Wirkungsorientierte Kommunale Prävention Baden-Württemberg

Frank Buchheit
Landeskriminalamt Baden-Württemberg
Toni Uwe Klingbiel
Ministerium des Inneren, für Digitalisierung und Kommunen Baden-Württemberg
Franziska Müller
Ministerium des Inneren, für Digitalisierung und Kommunen Baden-Württemberg, Landespolizeipräsidium

Das Land Baden-Württemberg initiiert gezielt Maßnahmen zur Förderung der Sicherheit im öffentlichen Raum. Hierbei nimmt die Kommunale Kriminalprävention (KKP) eine traditionell herausgehobene Stellung ein. Die beim Innenministerium angesiedelte Gemeinsame Zentralstelle Kommunale Kriminalprävention (GeZ KKP) startete hierzu Maßnahmen:
In der Videostreamingreihe „KnacKPunkte“ wurden Inputs von hochrangigen Experten der KKP einem breiten Publikum nahegebracht. Dabei wurden wissenschaftliche Erkenntnisse und Grundlagen einer wirkungsorientierten KKP niedrigschwellig angeboten und die Diskussion mit Praktikern angeregt.

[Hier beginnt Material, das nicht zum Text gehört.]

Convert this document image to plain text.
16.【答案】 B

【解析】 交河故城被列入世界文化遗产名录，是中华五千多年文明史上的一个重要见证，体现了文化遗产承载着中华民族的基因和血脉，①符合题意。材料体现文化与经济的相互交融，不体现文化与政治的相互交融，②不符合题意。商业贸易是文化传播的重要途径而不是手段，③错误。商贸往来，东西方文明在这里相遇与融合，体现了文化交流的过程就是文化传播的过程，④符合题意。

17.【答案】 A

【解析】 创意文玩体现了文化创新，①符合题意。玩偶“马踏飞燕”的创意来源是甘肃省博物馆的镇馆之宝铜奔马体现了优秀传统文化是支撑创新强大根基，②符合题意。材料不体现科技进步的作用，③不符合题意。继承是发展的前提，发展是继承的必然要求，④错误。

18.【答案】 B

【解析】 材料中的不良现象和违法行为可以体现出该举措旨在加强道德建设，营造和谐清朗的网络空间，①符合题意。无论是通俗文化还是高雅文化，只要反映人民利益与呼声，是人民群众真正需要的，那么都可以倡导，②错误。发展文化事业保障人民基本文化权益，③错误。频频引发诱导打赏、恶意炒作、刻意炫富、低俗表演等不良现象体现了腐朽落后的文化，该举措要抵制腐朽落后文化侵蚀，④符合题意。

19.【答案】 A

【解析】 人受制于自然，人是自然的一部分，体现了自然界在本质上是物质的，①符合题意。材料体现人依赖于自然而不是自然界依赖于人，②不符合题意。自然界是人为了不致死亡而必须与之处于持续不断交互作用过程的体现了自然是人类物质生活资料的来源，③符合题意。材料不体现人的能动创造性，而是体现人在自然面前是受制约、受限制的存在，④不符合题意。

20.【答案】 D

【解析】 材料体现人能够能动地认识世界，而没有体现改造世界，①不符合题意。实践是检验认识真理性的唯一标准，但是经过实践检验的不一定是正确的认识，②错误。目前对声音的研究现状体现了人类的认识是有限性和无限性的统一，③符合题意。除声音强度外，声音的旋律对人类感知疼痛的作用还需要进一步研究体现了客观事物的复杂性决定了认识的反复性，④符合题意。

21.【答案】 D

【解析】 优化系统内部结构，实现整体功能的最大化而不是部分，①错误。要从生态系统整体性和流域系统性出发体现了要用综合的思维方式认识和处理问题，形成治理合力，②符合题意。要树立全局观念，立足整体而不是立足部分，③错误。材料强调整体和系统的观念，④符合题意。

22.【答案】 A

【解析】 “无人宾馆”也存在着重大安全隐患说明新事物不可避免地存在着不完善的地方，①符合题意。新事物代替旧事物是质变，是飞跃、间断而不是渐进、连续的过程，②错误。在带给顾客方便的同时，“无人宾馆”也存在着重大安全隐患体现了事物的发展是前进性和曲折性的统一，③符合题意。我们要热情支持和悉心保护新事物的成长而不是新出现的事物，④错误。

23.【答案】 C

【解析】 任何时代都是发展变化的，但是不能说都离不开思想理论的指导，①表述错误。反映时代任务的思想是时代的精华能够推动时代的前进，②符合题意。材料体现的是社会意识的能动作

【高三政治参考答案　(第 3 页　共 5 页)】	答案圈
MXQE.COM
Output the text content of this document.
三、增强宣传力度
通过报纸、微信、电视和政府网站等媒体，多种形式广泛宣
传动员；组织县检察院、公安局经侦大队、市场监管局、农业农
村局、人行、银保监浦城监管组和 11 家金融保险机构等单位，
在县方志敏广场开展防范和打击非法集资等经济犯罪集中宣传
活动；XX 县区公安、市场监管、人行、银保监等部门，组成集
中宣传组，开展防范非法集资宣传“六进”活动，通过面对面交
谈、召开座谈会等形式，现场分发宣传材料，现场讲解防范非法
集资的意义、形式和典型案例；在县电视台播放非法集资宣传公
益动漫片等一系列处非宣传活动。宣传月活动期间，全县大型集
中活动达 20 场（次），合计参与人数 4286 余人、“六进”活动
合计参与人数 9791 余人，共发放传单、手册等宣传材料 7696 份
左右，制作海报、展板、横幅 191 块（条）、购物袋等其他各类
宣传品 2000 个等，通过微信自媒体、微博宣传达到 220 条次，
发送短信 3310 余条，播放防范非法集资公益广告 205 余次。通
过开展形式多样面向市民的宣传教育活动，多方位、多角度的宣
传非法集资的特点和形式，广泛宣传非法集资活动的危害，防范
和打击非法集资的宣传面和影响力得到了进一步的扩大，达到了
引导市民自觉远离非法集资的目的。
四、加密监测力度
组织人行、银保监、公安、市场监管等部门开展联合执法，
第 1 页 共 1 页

In einem studentischen Forschungskooperationsprojekt mit der Hochschule für öffentliche Verwaltung Ludwigsburg wurden Grundlagen zum Neustart der KKP in Ravensburg wissenschaftlich erhoben. Im weiteren Prozess soll die regionale KKP-Struktur überprüft und an die regionalen Gegebenheiten und Bedarfe angepasst werden.
In einer dezentralen, modularen Fortbildungsreihe wurden mithilfe eines Lehrbriefs und Seminaren in Planspielform, Kenntnisse zur evidenzorientierten KKP an Verantwortliche in den Kommunen und der Polizei vermittelt.
Neben weiteren Initiativen wie der Herausgabe einer Handreichung zur Planung und Durchführung von Sicherheitsbefragungen zielen alle aufgeführten Maßnahmen auf eine Förderung der wirkungsorientierten Prävention auf kommunaler Ebene ab.